Once you done above configurations you can start the Identity server.

3. Log in to the IS (username :admin, password : admin)
Configuration ->Users and Roles

Select Users->Add new Users

Now you can create the user in different domains.

[username :test password :test123] - it will store at primary user store.
as well as you can create User with specifying the domain. then it will store at specified domain user store.
[username :foo.com/dinuka password:dinuka ]
[username :bar.com/malinda password:malinda]

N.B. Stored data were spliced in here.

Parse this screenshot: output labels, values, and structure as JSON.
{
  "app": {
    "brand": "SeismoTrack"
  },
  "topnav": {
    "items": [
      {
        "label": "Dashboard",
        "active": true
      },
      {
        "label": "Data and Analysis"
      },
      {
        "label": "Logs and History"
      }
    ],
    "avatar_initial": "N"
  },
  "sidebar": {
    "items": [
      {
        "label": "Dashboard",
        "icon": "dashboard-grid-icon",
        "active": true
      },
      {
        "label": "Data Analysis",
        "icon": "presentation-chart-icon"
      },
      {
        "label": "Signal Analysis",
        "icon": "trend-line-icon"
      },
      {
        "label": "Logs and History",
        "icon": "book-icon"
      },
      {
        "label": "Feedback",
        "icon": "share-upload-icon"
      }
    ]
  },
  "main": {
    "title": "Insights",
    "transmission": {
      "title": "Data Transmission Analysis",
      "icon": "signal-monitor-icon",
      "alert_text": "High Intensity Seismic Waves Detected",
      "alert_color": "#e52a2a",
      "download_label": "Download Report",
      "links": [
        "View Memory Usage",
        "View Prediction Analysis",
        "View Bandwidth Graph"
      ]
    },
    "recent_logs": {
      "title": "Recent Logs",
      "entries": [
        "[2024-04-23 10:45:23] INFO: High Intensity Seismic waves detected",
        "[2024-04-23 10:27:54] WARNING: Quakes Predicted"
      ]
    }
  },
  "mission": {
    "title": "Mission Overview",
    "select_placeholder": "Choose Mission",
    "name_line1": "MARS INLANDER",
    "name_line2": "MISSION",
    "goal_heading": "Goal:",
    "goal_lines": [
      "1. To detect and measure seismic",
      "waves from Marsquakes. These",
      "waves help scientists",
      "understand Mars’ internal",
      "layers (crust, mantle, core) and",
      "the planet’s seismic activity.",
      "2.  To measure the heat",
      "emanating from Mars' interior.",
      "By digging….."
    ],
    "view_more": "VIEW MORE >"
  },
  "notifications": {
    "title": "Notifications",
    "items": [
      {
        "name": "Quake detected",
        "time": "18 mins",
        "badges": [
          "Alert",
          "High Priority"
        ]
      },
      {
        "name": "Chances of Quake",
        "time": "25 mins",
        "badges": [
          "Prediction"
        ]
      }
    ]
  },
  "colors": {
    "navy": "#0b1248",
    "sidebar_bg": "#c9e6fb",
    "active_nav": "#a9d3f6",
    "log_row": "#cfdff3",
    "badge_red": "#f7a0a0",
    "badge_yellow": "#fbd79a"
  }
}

once you done this you have to go to Roles and give the login permission to everyone role.

Now you can log in to the IS with any user in primary or secondary user store either specifying the domain name or without domain name.

[username :foo.com/dinuka password : dinuka] or
[username :dinuka password : dinuka]
Once you try to log in to the system with specifying the domain, IS will look at the specified domain user store to authenticate the user.
other wise it will go through all the define user stores starting from primary user store.